The Quest of Kadji
- Cover art from the First edition
- Author: Lin Carter
- Cover artist: Jeff Jones
- Language: English
- Series: The Chronicles of Kylix
- Genre: Fantasy
- Publisher: Belmont Books
- Publication date: July 1971 (1st edition)
- Publication place: United States
- Media type: print (Paperback)
- Pages: 188
- Preceded by: None
- Followed by: The Wizard of Zao

= The Quest of Kadji =

1971 novel by Lin Carter

The Quest of Kadji is a fantasy novel by American writer Lin Carter, the first book of the Chronicles of Kylix series.

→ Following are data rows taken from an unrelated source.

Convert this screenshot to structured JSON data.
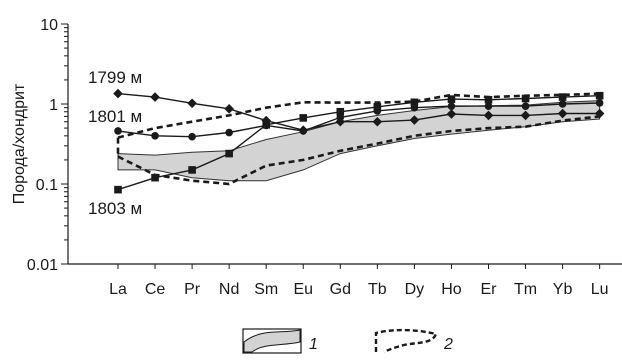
{
  "chart_data": {
    "type": "line",
    "title": "",
    "xlabel": "",
    "ylabel": "Порода/хондрит",
    "yscale": "log",
    "ylim": [
      0.01,
      10
    ],
    "yticks": [
      {
        "value": 0.01,
        "label": "0.01"
      },
      {
        "value": 0.1,
        "label": "0.1"
      },
      {
        "value": 1,
        "label": "1"
      },
      {
        "value": 10,
        "label": "10"
      }
    ],
    "categories": [
      "La",
      "Ce",
      "Pr",
      "Nd",
      "Sm",
      "Eu",
      "Gd",
      "Tb",
      "Dy",
      "Ho",
      "Er",
      "Tm",
      "Yb",
      "Lu"
    ],
    "series": [
      {
        "name": "1799 м",
        "marker": "diamond",
        "values": [
          1.35,
          1.22,
          1.02,
          0.87,
          0.62,
          0.47,
          0.6,
          0.6,
          0.63,
          0.75,
          0.72,
          0.72,
          0.76,
          0.76
        ]
      },
      {
        "name": "1801 м",
        "marker": "circle",
        "values": [
          0.46,
          0.4,
          0.39,
          0.44,
          0.54,
          0.46,
          0.68,
          0.82,
          0.9,
          0.94,
          0.94,
          0.94,
          1.0,
          1.03
        ]
      },
      {
        "name": "1803 м",
        "marker": "square",
        "values": [
          0.085,
          0.12,
          0.15,
          0.24,
          0.55,
          0.67,
          0.8,
          0.92,
          1.05,
          1.15,
          1.13,
          1.17,
          1.22,
          1.27
        ]
      }
    ],
    "shaded_band": {
      "legend_label": "1",
      "upper": [
        0.24,
        0.23,
        0.25,
        0.26,
        0.36,
        0.45,
        0.6,
        0.72,
        0.83,
        0.93,
        0.95,
        0.97,
        1.05,
        1.1
      ],
      "lower": [
        0.15,
        0.15,
        0.12,
        0.11,
        0.11,
        0.15,
        0.24,
        0.3,
        0.37,
        0.42,
        0.47,
        0.52,
        0.6,
        0.65
      ]
    },
    "dashed_envelope": {
      "legend_label": "2",
      "upper": [
        0.38,
        0.5,
        0.6,
        0.72,
        0.9,
        1.05,
        1.04,
        1.04,
        1.07,
        1.3,
        1.22,
        1.27,
        1.3,
        1.35
      ],
      "lower": [
        0.22,
        0.13,
        0.11,
        0.1,
        0.17,
        0.2,
        0.26,
        0.32,
        0.4,
        0.46,
        0.5,
        0.52,
        0.62,
        0.7
      ]
    },
    "grid": false,
    "legend_position": "bottom-center"
  }
}
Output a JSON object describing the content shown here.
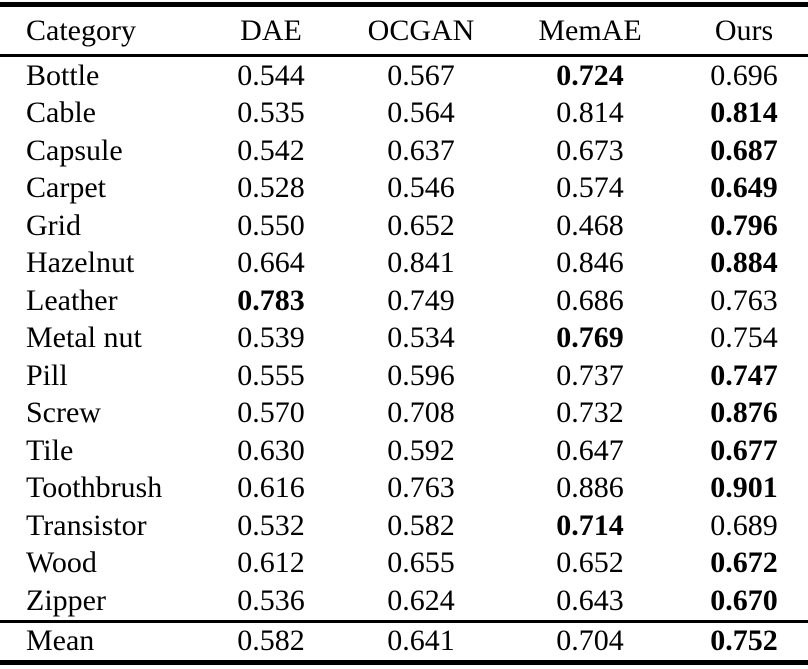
{
  "table": {
    "columns": [
      "Category",
      "DAE",
      "OCGAN",
      "MemAE",
      "Ours"
    ],
    "rows": [
      {
        "category": "Bottle",
        "values": [
          "0.544",
          "0.567",
          "0.724",
          "0.696"
        ],
        "bold_index": 2
      },
      {
        "category": "Cable",
        "values": [
          "0.535",
          "0.564",
          "0.814",
          "0.814"
        ],
        "bold_index": 3
      },
      {
        "category": "Capsule",
        "values": [
          "0.542",
          "0.637",
          "0.673",
          "0.687"
        ],
        "bold_index": 3
      },
      {
        "category": "Carpet",
        "values": [
          "0.528",
          "0.546",
          "0.574",
          "0.649"
        ],
        "bold_index": 3
      },
      {
        "category": "Grid",
        "values": [
          "0.550",
          "0.652",
          "0.468",
          "0.796"
        ],
        "bold_index": 3
      },
      {
        "category": "Hazelnut",
        "values": [
          "0.664",
          "0.841",
          "0.846",
          "0.884"
        ],
        "bold_index": 3
      },
      {
        "category": "Leather",
        "values": [
          "0.783",
          "0.749",
          "0.686",
          "0.763"
        ],
        "bold_index": 0
      },
      {
        "category": "Metal nut",
        "values": [
          "0.539",
          "0.534",
          "0.769",
          "0.754"
        ],
        "bold_index": 2
      },
      {
        "category": "Pill",
        "values": [
          "0.555",
          "0.596",
          "0.737",
          "0.747"
        ],
        "bold_index": 3
      },
      {
        "category": "Screw",
        "values": [
          "0.570",
          "0.708",
          "0.732",
          "0.876"
        ],
        "bold_index": 3
      },
      {
        "category": "Tile",
        "values": [
          "0.630",
          "0.592",
          "0.647",
          "0.677"
        ],
        "bold_index": 3
      },
      {
        "category": "Toothbrush",
        "values": [
          "0.616",
          "0.763",
          "0.886",
          "0.901"
        ],
        "bold_index": 3
      },
      {
        "category": "Transistor",
        "values": [
          "0.532",
          "0.582",
          "0.714",
          "0.689"
        ],
        "bold_index": 2
      },
      {
        "category": "Wood",
        "values": [
          "0.612",
          "0.655",
          "0.652",
          "0.672"
        ],
        "bold_index": 3
      },
      {
        "category": "Zipper",
        "values": [
          "0.536",
          "0.624",
          "0.643",
          "0.670"
        ],
        "bold_index": 3
      }
    ],
    "summary_row": {
      "category": "Mean",
      "values": [
        "0.582",
        "0.641",
        "0.704",
        "0.752"
      ],
      "bold_index": 3
    }
  },
  "colors": {
    "text": "#000000",
    "background": "#ffffff",
    "rule": "#000000"
  }
}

It was first published in paperback by Belmont Books in July 1971, and was reprinted in December 1972. The first edition in the United Kingdom was published by Five Star Books in 1973. Wildside Press issued a trade paperback edition in December 1999 and an ebook edition in August 2014. The novel has been translated into Dutch, Portuguese and French.

==Plot summary==
Each volume of the Chronicles of Kylix is set on a different world in the magical solar system of the fictional star Kylix in the constellation of the Unicorn. The system consists of the five planets Zao, Olymbris, Thoorana, Zephrondus and Gulzund. The Quest of Kadji takes place on Gulzund.

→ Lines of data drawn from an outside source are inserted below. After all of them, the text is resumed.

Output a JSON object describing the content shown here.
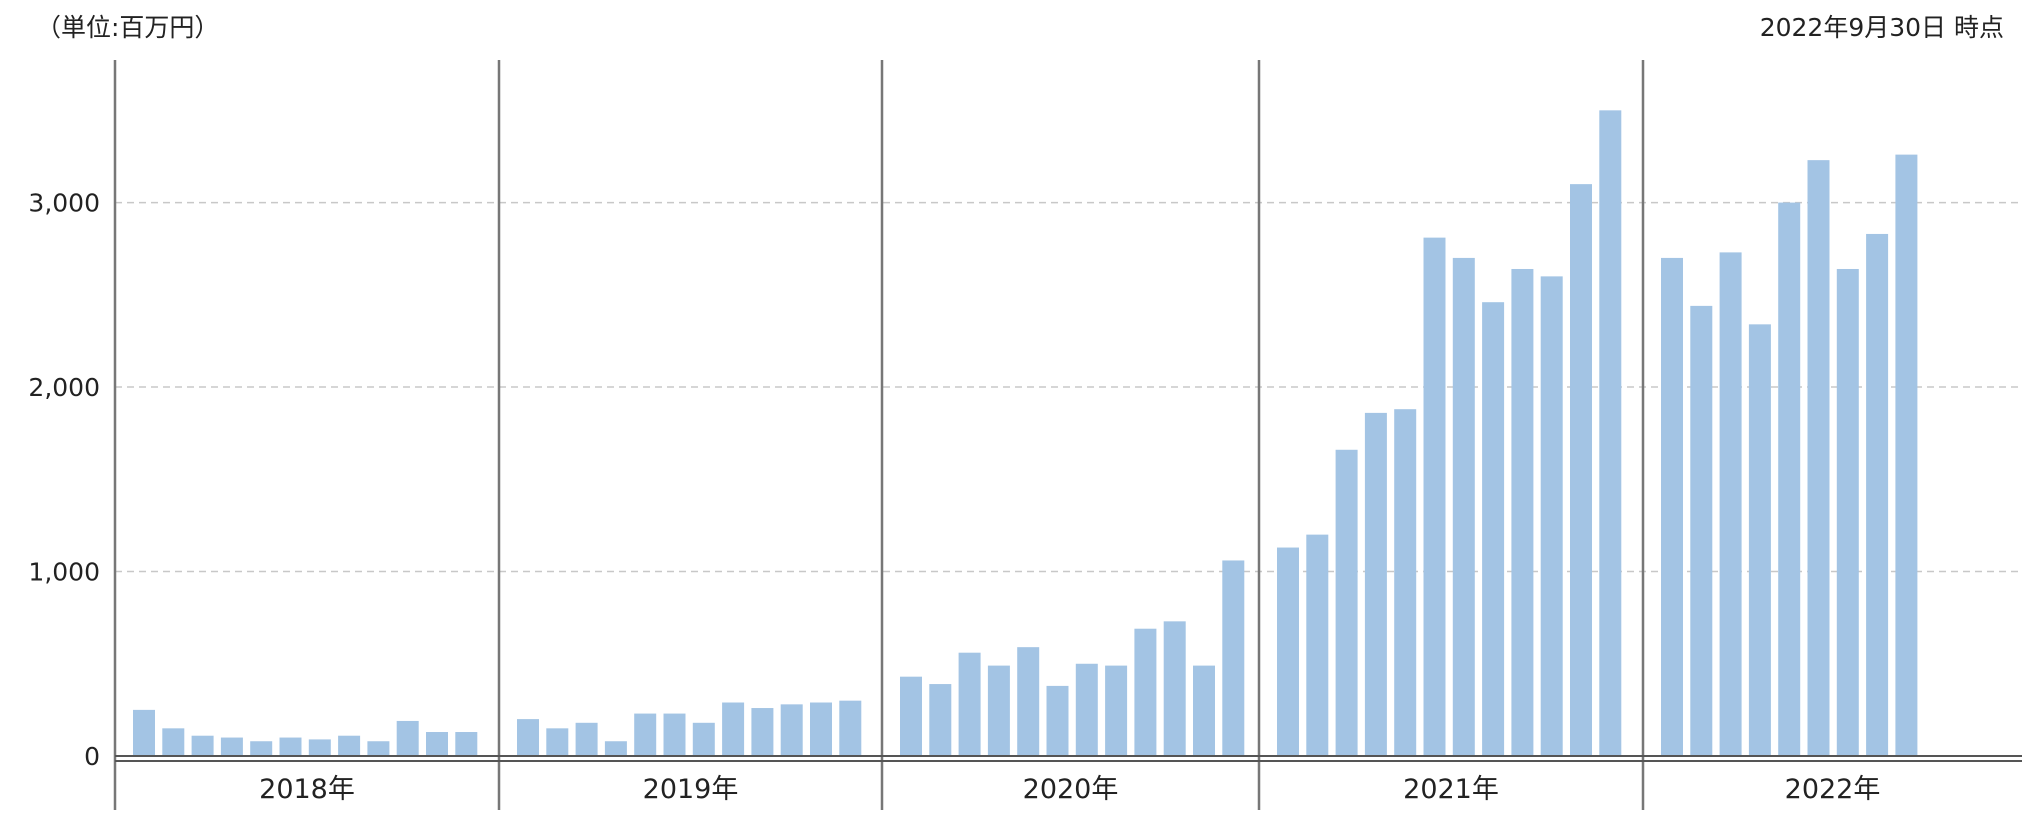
{
  "header": {
    "unit_label": "（単位:百万円）",
    "as_of_label": "2022年9月30日 時点"
  },
  "colors": {
    "bar": "#a3c4e4",
    "grid": "#c8c8c8",
    "axis": "#555555",
    "separator": "#777777"
  },
  "chart_data": {
    "type": "bar",
    "title": "",
    "xlabel": "",
    "ylabel": "",
    "ylim": [
      0,
      3800
    ],
    "yticks": [
      {
        "value": 0,
        "label": "0"
      },
      {
        "value": 1000,
        "label": "1,000"
      },
      {
        "value": 2000,
        "label": "2,000"
      },
      {
        "value": 3000,
        "label": "3,000"
      }
    ],
    "grid": true,
    "groups": [
      {
        "label": "2018年",
        "values": [
          250,
          150,
          110,
          100,
          80,
          100,
          90,
          110,
          80,
          190,
          130,
          130
        ]
      },
      {
        "label": "2019年",
        "values": [
          200,
          150,
          180,
          80,
          230,
          230,
          180,
          290,
          260,
          280,
          290,
          300
        ]
      },
      {
        "label": "2020年",
        "values": [
          430,
          390,
          560,
          490,
          590,
          380,
          500,
          490,
          690,
          730,
          490,
          1060
        ]
      },
      {
        "label": "2021年",
        "values": [
          1130,
          1200,
          1660,
          1860,
          1880,
          2810,
          2700,
          2460,
          2640,
          2600,
          3100,
          3500
        ]
      },
      {
        "label": "2022年",
        "values": [
          2700,
          2440,
          2730,
          2340,
          3000,
          3230,
          2640,
          2830,
          3260
        ]
      }
    ]
  }
}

Kadji of the Kozanga Horde, young grandson to the aging warrior Zarouk, has been tasked by his grandfather with dethroning Prince Yakthodah, usurper of the throne of the Dragon Emperor. To aide him the chiefs bestow on him the sacred meteor-forged Axe of Thom-Ra. Crossing the Kylix-sun scorched plains on Haral, his faithful black Feridoon pony, Kadji rides into the capital to vanquish his nemesis, knowing full well this will mean his own painful end. He is accompanied on his quest by the magician Akthoob and the red-haired princess Thyra with her wolf companion.

==Reception==
Robert M. Price calls The Quest of Kadji "a passable Carter effort typical of the period," likening it to such other works of the 1970s as Amalric, The Black Star and the Gondwane Epic. He notes the presence of the hero's usual "entourage" of a "droll magician" and a "warrior-maid" — "[f]riendly magicians and fair maidens, of course, are staples of Carter's fiction." He also identifies it as a surprising precursor to Carter's later pornographic fantasy Tara of the Twilight (1979), with the heroine Thyra serving as the prototype for Tara, that novel's protagonist.